By 1960 it had been two years since Presley had made his last film, King Creole. Despite his previous three films being mostly slated by the critics, they warmed to King Creole and its star.Presley felt confident that he had a future in acting after this praise and he was looking forward to returning to Hollywood after his time in the army.
Eight months prior to Presley being discharged, producer Hal Wallis visited with him in Germany to go over the script for G.I. Blues and film some on-location scenes. Although some scenes were used in the final film, Presley did not film at any time during his time there. The U.S. Army supplied tanks and vehicles on manoeuvres to be used in the filming, and appointed public information officer John J. Mawn (1915–2007) as technical advisor for the film. Mawn had presided over Presley's military press conferences.
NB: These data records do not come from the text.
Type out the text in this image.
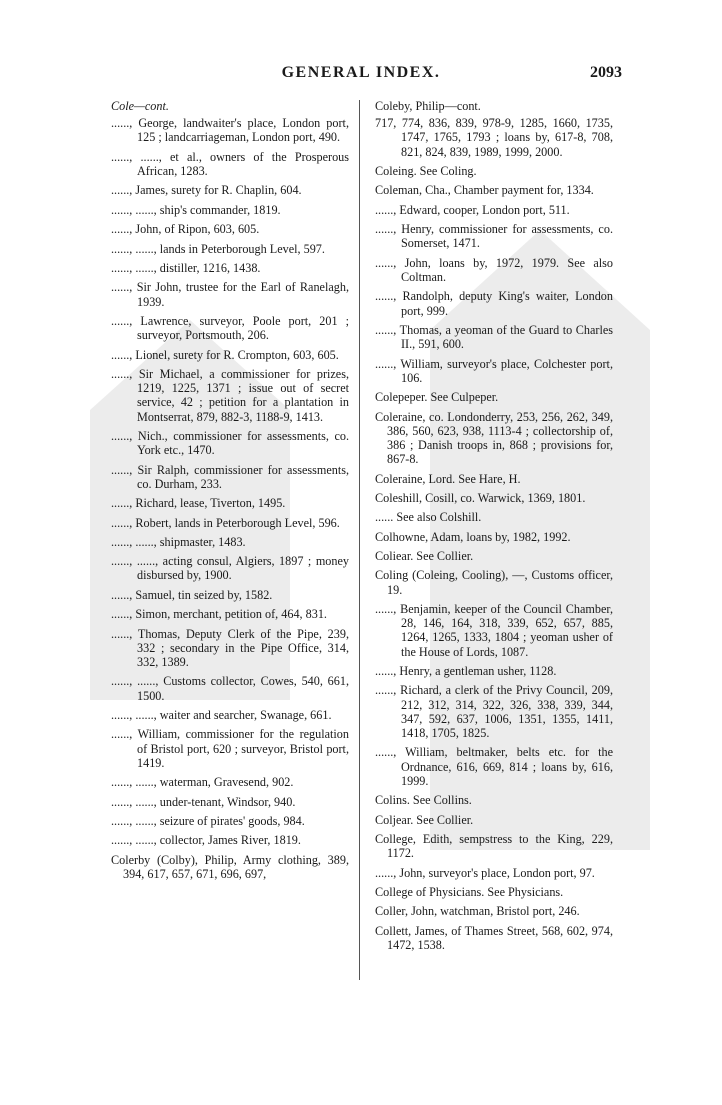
GENERAL INDEX.	2093
Cole—cont.
......, George, landwaiter's place, London port, 125 ; landcarriageman, London port, 490.
......, ......, et al., owners of the Prosperous African, 1283.
......, James, surety for R. Chaplin, 604.
......, ......, ship's commander, 1819.
......, John, of Ripon, 603, 605.
......, ......, lands in Peterborough Level, 597.
......, ......, distiller, 1216, 1438.
......, Sir John, trustee for the Earl of Ranelagh, 1939.
......, Lawrence, surveyor, Poole port, 201 ; surveyor, Portsmouth, 206.
......, Lionel, surety for R. Crompton, 603, 605.
......, Sir Michael, a commissioner for prizes, 1219, 1225, 1371 ; issue out of secret service, 42 ; petition for a plantation in Montserrat, 879, 882-3, 1188-9, 1413.
......, Nich., commissioner for assessments, co. York etc., 1470.
......, Sir Ralph, commissioner for assessments, co. Durham, 233.
......, Richard, lease, Tiverton, 1495.
......, Robert, lands in Peterborough Level, 596.
......, ......, shipmaster, 1483.
......, ......, acting consul, Algiers, 1897 ; money disbursed by, 1900.
......, Samuel, tin seized by, 1582.
......, Simon, merchant, petition of, 464, 831.
......, Thomas, Deputy Clerk of the Pipe, 239, 332 ; secondary in the Pipe Office, 314, 332, 1389.
......, ......, Customs collector, Cowes, 540, 661, 1500.
......, ......, waiter and searcher, Swanage, 661.
......, William, commissioner for the regulation of Bristol port, 620 ; surveyor, Bristol port, 1419.
......, ......, waterman, Gravesend, 902.
......, ......, under-tenant, Windsor, 940.
......, ......, seizure of pirates' goods, 984.
......, ......, collector, James River, 1819.
Colerby (Colby), Philip, Army clothing, 389, 394, 617, 657, 671, 696, 697,
Coleby, Philip—cont.
717, 774, 836, 839, 978-9, 1285, 1660, 1735, 1747, 1765, 1793 ; loans by, 617-8, 708, 821, 824, 839, 1989, 1999, 2000.
Coleing. See Coling.
Coleman, Cha., Chamber payment for, 1334.
......, Edward, cooper, London port, 511.
......, Henry, commissioner for assessments, co. Somerset, 1471.
......, John, loans by, 1972, 1979. See also Coltman.
......, Randolph, deputy King's waiter, London port, 999.
......, Thomas, a yeoman of the Guard to Charles II., 591, 600.
......, William, surveyor's place, Colchester port, 106.
Colepeper. See Culpeper.
Coleraine, co. Londonderry, 253, 256, 262, 349, 386, 560, 623, 938, 1113-4 ; collectorship of, 386 ; Danish troops in, 868 ; provisions for, 867-8.
Coleraine, Lord. See Hare, H.
Coleshill, Cosill, co. Warwick, 1369, 1801.
...... See also Colshill.
Colhowne, Adam, loans by, 1982, 1992.
Coliear. See Collier.
Coling (Coleing, Cooling), —, Customs officer, 19.
......, Benjamin, keeper of the Council Chamber, 28, 146, 164, 318, 339, 652, 657, 885, 1264, 1265, 1333, 1804 ; yeoman usher of the House of Lords, 1087.
......, Henry, a gentleman usher, 1128.
......, Richard, a clerk of the Privy Council, 209, 212, 312, 314, 322, 326, 338, 339, 344, 347, 592, 637, 1006, 1351, 1355, 1411, 1418, 1705, 1825.
......, William, beltmaker, belts etc. for the Ordnance, 616, 669, 814 ; loans by, 616, 1999.
Colins. See Collins.
Coljear. See Collier.
College, Edith, sempstress to the King, 229, 1172.
......, John, surveyor's place, London port, 97.
College of Physicians. See Physicians.
Coller, John, watchman, Bristol port, 246.
Collett, James, of Thames Street, 568, 602, 974, 1472, 1538.
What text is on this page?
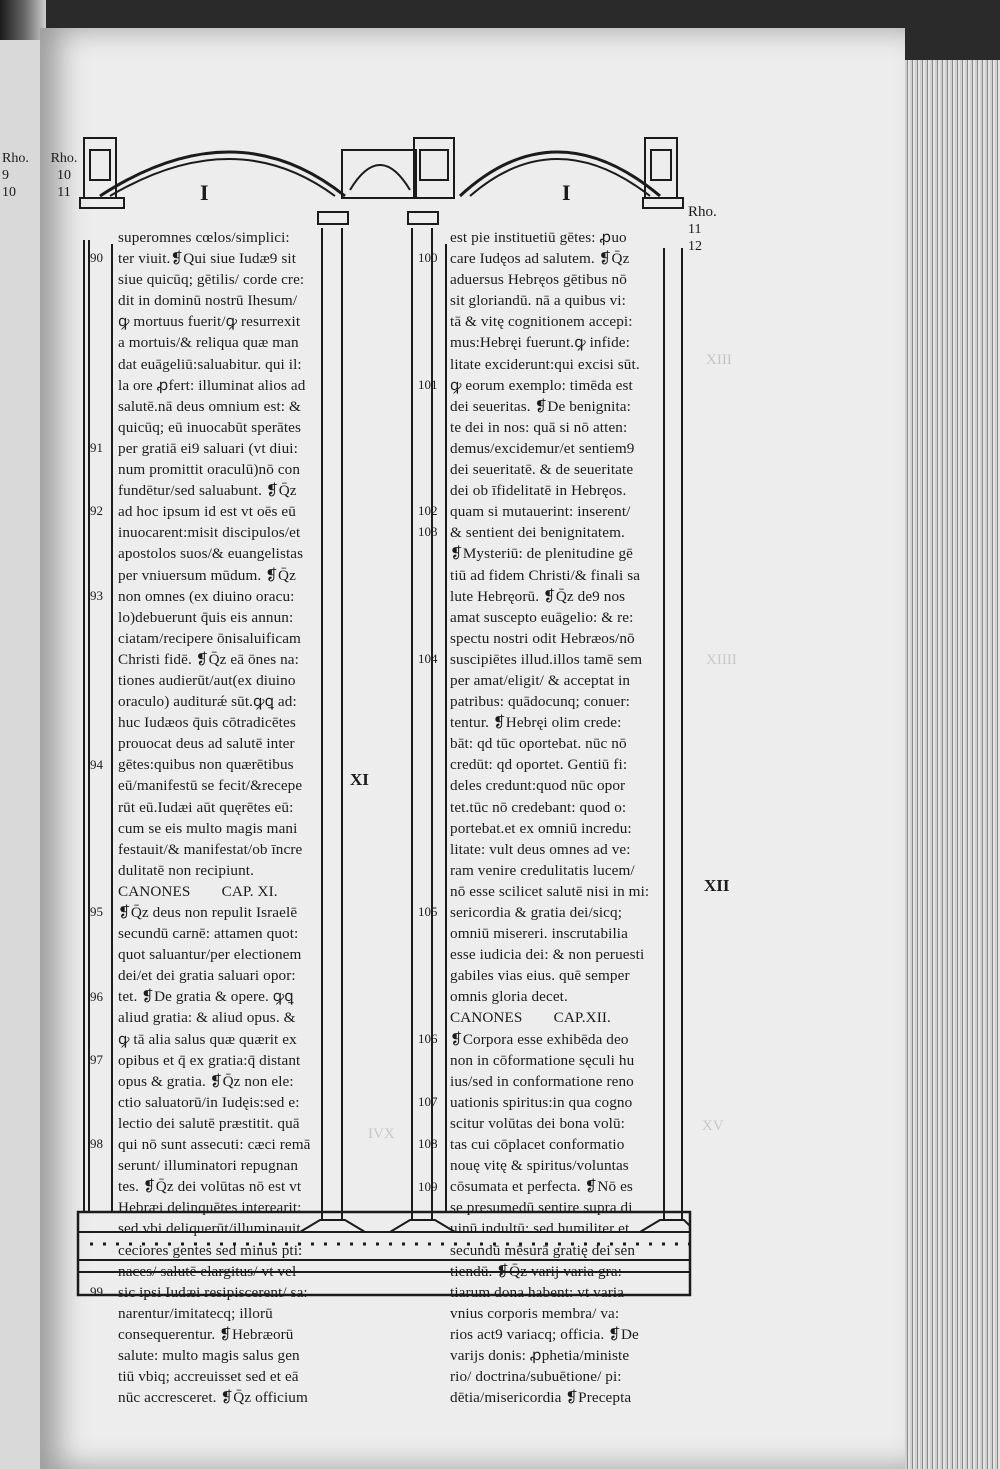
Rho.
9
10
Rho.
10
11	I	I
Rho.
11
12
superomnes cœlos/simplici:
ter viuit.❡Qui siue Iudæ9 sit
siue quicūq; gētilis/ corde cre:
dit in dominū nostrū Ihesum/
ꝙ mortuus fuerit/ꝙ resurrexit
a mortuis/& reliqua quæ man
dat euāgeliū:saluabitur. qui il:
la ore ꝓfert: illuminat alios ad
salutē.nā deus omnium est: &
quicūq; eū inuocabūt sperātes
per gratiā ei9 saluari (vt diui:
num promittit oraculū)nō con
fundētur/sed saluabunt. ❡Q̄z
ad hoc ipsum id est vt oēs eū
inuocarent:misit discipulos/et
apostolos suos/& euangelistas
per vniuersum mūdum. ❡Q̄z
non omnes (ex diuino oracu:
lo)debuerunt q̄uis eis annun:
ciatam/recipere ōnisaluificam
Christi fidē. ❡Q̄z eā ōnes na:
tiones audierūt/aut(ex diuino
oraculo) auditurǽ sūt.ꝙꝗ ad:
huc Iudæos q̄uis cōtradicētes
prouocat deus ad salutē inter
gētes:quibus non quærētibus
eū/manifestū se fecit/&recepe
rūt eū.Iudæi aūt quęrētes eū:
cum se eis multo magis mani
festauit/& manifestat/ob īncre
dulitatē non recipiunt.
CANONES        CAP. XI.
❡Q̄z deus non repulit Israelē
secundū carnē: attamen quot:
quot saluantur/per electionem
dei/et dei gratia saluari opor:
tet. ❡De gratia & opere. ꝙꝗ
aliud gratia: & aliud opus. &
ꝙ tā alia salus quæ quærit ex
opibus et q̄ ex gratia:q̄ distant
opus & gratia. ❡Q̄z non ele:
ctio saluatorū/in Iudęis:sed e:
lectio dei salutē præstitit. quā
qui nō sunt assecuti: cæci remā
serunt/ illuminatori repugnan
tes. ❡Q̄z dei volūtas nō est vt
Hebræi delinquētes interearit:
sed vbi deliquerūt/illuminauit
ceciores gentes sed minus pti:
naces/ salutē elargitus/ vt vel
sic ipsi Iudæi resipiscerent/ sa:
narentur/imitatecq; illorū
consequerentur. ❡Hebræorū
salute: multo magis salus gen
tiū vbiq; accreuisset sed et eā
nūc accresceret. ❡Q̄z officium
90
91
92
93
94
95
96
97
98
99
est pie instituetiū gētes: ꝓuo
care Iudęos ad salutem. ❡Q̄z
aduersus Hebręos gētibus nō
sit gloriandū. nā a quibus vi:
tā & vitę cognitionem accepi:
mus:Hebręi fuerunt.ꝙ infide:
litate exciderunt:qui excisi sūt.
ꝙ eorum exemplo: timēda est
dei seueritas. ❡De benignita:
te dei in nos: quā si nō atten:
demus/excidemur/et sentiem9
dei seueritatē. & de seueritate
dei ob īfidelitatē in Hebręos.
quam si mutauerint: inserent/
& sentient dei benignitatem.
❡Mysteriū: de plenitudine gē
tiū ad fidem Christi/& finali sa
lute Hebręorū. ❡Q̄z de9 nos
amat suscepto euāgelio: & re:
spectu nostri odit Hebræos/nō
suscipiētes illud.illos tamē sem
per amat/eligit/ & acceptat in
patribus: quādocunq; conuer:
tentur. ❡Hebręi olim crede:
bāt: qd tūc oportebat. nūc nō
credūt: qd oportet. Gentiū fi:
deles credunt:quod nūc opor
tet.tūc nō credebant: quod o:
portebat.et ex omniū incredu:
litate: vult deus omnes ad ve:
ram venire credulitatis lucem/
nō esse scilicet salutē nisi in mi:
sericordia & gratia dei/sicq;
omniū misereri. inscrutabilia
esse iudicia dei: & non peruesti
gabiles vias eius. quē semper
omnis gloria decet.
CANONES        CAP.XII.
❡Corpora esse exhibēda deo
non in cōformatione sęculi hu
ius/sed in conformatione reno
uationis spiritus:in qua cogno
scitur volūtas dei bona volū:
tas cui cōplacet conformatio
nouę vitę & spiritus/voluntas
cōsumata et perfecta. ❡Nō es
se presumedū sentire supra di
uinū indultū: sed humiliter et
secundū mēsurā gratię dei sen
tiendū. ❡Q̄z varij varia gra:
tiarum dona habent: vt varia
vnius corporis membra/ va:
rios act9 variacq; officia. ❡De
varijs donis: ꝓphetia/ministe
rio/ doctrina/subuētione/ pi:
dētia/misericordia ❡Precepta
100
101
102
103
104
105
106
107
108
109
XI
XII
XIII
XIIII
XV
IVX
Presley returned to the U.S. in March 1960 and began work on the film in late April. The film, which was not well received by critics, was released on November 23, 1960, and finished the year as the fourteenth biggest box office grossing film of 1960 generating $4.3 million. Despite critics being dismissive of the overall plot, they did praise Presley's acting ability and the film was nominated for three awards in 1961: Best Soundtrack album Grammy, Grammy for Best Vocal Performance, Album, Male, and WGA Best Written Musical. Presley's return to the screen led to a riot in a Mexico City theater showing G.I. Blues, prompting the Mexican government to ban Presley's movies.
The success of G.I. Blues may have ironically been the catalyst for the formulaic films that Presley was to make for much of the 1960s. His next two films, Flaming Star and Wild in the Country, were more straight acting vehicles, with fewer songs and a more serious approach to the plot lines. However, despite Presley relishing a meatier role and enjoying the chance to act dramatically, both films were less successful at the box office than G.I. Blues had been, resulting in a return to the musical-comedy genre with Blue Hawaii as his next film role. Blue Hawaii proved to be even more profitable than G.I. Blues and set in stone the future of Presley's Hollywood career.